Different network operators can use different packet-switched (PS) settings (also referred to as PS configurations) for activating data connections. A PS setting can include various PS parameters (also referred to as “PS information elements”) that are associated with activation of a data connection. In the ensuing discussion, reference to a “PS parameter” is equivalently a reference to a “PS information element.” One example PS parameter is an access point name (APN), which identifies a packet data network (PDN) that the UE is to communicate with. The APN can also define the type of data service that is to be provided. For example, a first network operator may use APN=“operatorX.co.uk” to provide Internet access to the UE, while a second network operator may use APN=“operatorY.de” to provide Internet access to the UE.

Examples of other PS parameters that configure packet-switched communications of a UE can include one or more of the following, as examples: PDP Type or PDN Type (e.g. Internet Protocol version 4 (IPv4), IPv6, IPv4v6, etc.), IP address(es) or PDP address(es) (e.g. an IPv4 address, IPv6 address, etc.), Dynamic Address Allowed indicator (for indicating whether use of dynamic addressing is allowed), authentication credentials (e.g. username, password, certificate, shared secret, key(s), etc.), quality-of-service (QoS) Profile Requested (for specifying a QoS profile which includes QoS settings), Traffic Flow Template (TFT) (which includes a set of information for filtering different data packet flows), Allowed Closed Subscriber Group (CSG) List (which is a list of CSGs, where a CSG is a set of users that has connectivity access to a specific cell, such as a femtocell), an Operator CSG List, and so forth.

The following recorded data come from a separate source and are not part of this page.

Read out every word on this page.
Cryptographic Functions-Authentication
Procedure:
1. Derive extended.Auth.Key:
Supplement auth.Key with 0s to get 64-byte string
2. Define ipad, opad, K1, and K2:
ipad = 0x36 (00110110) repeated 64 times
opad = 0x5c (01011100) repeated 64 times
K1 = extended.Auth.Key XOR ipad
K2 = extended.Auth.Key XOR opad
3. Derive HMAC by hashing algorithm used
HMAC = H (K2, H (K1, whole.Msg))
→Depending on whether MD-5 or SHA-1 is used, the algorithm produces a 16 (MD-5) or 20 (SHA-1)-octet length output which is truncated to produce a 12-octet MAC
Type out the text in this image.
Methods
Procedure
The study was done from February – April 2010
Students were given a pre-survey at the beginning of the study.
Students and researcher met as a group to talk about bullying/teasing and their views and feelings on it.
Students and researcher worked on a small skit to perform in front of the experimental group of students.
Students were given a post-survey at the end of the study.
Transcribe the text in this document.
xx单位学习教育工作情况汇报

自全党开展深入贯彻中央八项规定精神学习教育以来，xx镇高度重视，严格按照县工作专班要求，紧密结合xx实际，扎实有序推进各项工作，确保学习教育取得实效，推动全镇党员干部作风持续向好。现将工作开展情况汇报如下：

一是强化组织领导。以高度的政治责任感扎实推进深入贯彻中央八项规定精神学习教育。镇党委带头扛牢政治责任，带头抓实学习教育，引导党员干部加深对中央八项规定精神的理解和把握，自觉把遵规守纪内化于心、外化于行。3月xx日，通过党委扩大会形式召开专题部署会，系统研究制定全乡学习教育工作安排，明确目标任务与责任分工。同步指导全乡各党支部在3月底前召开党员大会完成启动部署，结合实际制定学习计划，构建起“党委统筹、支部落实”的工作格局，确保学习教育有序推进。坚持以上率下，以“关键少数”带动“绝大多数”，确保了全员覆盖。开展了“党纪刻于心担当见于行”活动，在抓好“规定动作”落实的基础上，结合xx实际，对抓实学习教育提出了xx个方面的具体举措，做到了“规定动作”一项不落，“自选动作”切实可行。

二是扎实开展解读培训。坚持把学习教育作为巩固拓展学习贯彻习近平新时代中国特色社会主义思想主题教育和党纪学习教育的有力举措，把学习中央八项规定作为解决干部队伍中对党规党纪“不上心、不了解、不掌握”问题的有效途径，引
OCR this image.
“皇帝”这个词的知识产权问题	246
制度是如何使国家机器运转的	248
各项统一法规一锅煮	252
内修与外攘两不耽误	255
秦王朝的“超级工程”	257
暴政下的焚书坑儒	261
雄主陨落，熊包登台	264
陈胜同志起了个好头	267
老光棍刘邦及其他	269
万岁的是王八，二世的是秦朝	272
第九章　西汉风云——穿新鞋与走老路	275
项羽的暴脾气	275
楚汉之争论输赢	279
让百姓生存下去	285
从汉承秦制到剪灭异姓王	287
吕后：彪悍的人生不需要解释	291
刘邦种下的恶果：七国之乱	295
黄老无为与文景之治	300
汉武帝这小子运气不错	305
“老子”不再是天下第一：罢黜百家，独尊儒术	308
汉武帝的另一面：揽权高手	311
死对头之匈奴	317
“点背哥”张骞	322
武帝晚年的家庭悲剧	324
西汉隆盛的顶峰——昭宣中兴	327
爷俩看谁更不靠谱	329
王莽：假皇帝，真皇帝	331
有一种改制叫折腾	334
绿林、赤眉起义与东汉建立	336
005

To avoid the user having to configure a PS setting (that includes a set of PS parameters) manually after inserting a subscriber identity module (SIM) card or universal integrated circuit card (UICC) of a network operator, UEs often have a preconfigured list or table of PS settings for different network operators. When the SIM or UICC card of a given network operator is inserted into the UE, then the PS parameters of the UE is set according to the respective PS setting for the given network operator contained in the preconfigured list or table of PS settings. The UE can make further changes to the PS parameters if desired.

The PS setting selected from the preconfigured list or table can be based on analysis of the MCC and MNC of the International Mobile Subscriber Identity (IMSI) stored on the SIM card or UICC. Traditionally (assuming that the LBO provider solution is not used), once a PS setting is selected based on the information of the SIM card or UICC for the given network operator, the same PS setting is used irrespective of whether the UE is in the home PLMN or roaming in a visited PLMN. That is, the UE would generally use the same PS setting in the visited PLMN as the UE would in its home PLMN. Using the same PS setting regardless of which PLMN (home or visited) the UE is in can be referred to as a home provider solution, and the PS setting that the UE uses for the home provider solution is referred to as a “home PS setting.”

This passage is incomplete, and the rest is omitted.